The Vineyard's militant environmentalism can seem affected. After all, though it is bad form here to flaunt wealth, an awful lot of these oh-so-casual people at the farmers' markets and art galleries are gazillionaires.
But, as a leader of the Wampanoag tribe remarks in the film, there is something magical about the land here -- all the rich white interlopers may not know what it is, but he is confident they feel it.
In Chilmark, gentrification takes the form of affluent newcomers building McMansion trophy homes with over 10,000 square feet of living space, home movie theaters, tennis courts and pools, all of which they occupy only a month or so a year. The building boom makes steady employment for construction workers, contractors, and builders; supports a small professional stratum of architects, bureaucrats and middle-class service providers; and shocks and horrifies longtime residents who choose life on the island because they seek a less ostentatious life in a bucolic setting. Some people are born in this lovely place, but they are a dwindling minority.

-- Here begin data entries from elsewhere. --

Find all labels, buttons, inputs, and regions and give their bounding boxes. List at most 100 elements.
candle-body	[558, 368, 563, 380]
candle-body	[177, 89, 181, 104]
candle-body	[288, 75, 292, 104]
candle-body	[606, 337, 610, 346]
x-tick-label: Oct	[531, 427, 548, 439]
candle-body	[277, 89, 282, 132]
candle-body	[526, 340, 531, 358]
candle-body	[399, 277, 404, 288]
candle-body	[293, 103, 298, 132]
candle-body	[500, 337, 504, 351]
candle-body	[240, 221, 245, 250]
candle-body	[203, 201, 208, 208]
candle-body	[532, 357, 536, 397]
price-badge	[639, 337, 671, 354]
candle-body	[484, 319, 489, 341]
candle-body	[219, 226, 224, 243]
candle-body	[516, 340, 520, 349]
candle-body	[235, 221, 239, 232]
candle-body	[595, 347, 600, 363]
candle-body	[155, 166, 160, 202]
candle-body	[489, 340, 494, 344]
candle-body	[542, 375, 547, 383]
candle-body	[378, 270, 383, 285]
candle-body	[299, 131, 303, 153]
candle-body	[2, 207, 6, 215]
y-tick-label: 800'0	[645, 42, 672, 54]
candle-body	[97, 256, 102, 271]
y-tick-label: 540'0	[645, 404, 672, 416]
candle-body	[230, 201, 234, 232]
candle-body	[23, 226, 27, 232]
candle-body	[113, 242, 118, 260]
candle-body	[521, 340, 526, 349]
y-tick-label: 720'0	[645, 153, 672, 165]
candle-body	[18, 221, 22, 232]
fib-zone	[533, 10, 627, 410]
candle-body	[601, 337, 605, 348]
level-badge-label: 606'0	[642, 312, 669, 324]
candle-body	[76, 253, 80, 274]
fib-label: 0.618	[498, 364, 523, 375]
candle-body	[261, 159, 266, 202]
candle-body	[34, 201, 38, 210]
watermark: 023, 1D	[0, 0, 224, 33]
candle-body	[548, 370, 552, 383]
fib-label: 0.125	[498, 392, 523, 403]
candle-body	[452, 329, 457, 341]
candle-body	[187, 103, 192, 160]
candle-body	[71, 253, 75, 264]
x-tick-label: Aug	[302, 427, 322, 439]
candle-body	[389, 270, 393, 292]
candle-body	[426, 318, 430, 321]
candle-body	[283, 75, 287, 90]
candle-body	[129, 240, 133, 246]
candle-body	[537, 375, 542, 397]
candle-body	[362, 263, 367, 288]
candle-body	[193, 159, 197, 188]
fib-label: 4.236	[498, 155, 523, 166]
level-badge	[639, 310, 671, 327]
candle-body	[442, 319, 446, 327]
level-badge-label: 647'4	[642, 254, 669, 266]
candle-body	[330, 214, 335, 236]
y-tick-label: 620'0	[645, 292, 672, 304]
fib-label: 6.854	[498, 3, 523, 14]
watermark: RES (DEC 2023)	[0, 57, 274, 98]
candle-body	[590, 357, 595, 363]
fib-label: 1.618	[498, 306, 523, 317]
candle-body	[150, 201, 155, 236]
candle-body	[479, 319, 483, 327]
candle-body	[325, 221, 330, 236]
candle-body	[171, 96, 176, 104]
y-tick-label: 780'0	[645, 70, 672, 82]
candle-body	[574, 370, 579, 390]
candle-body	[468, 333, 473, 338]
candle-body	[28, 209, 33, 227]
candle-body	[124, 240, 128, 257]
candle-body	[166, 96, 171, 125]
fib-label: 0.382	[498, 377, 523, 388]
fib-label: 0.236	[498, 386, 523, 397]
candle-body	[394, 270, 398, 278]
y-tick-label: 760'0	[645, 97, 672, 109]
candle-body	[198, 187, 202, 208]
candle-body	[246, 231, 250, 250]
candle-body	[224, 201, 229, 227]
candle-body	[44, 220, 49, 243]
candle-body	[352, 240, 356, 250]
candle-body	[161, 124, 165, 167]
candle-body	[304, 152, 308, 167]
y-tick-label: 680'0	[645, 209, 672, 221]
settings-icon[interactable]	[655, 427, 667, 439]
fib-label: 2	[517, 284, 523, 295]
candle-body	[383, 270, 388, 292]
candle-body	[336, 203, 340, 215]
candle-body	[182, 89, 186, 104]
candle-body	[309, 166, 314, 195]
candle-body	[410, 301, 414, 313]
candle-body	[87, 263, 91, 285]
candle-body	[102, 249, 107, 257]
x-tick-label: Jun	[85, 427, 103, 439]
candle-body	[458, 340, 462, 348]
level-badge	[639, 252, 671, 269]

Bena chronicles the long civic discussion/struggle that led to a democratic decision to prevent the building of monster houses. Though pretty much everyone in the film qualifies as a privileged winner in this society, the elements of the process are analogous to gentrification conflicts everywhere: when big money obliviously tramples communities, it can take years of hard conversations before people will risk acrimonious conflict in order to say "no."
At least Chilmark's voters may be able to make their decision to curb development stick. This is not often the case when people fight to preserve their homes. The film smartly warns in its conclusion that the struggle never really ends. That's a sad truth that needs re-emphasis after any organizing victory.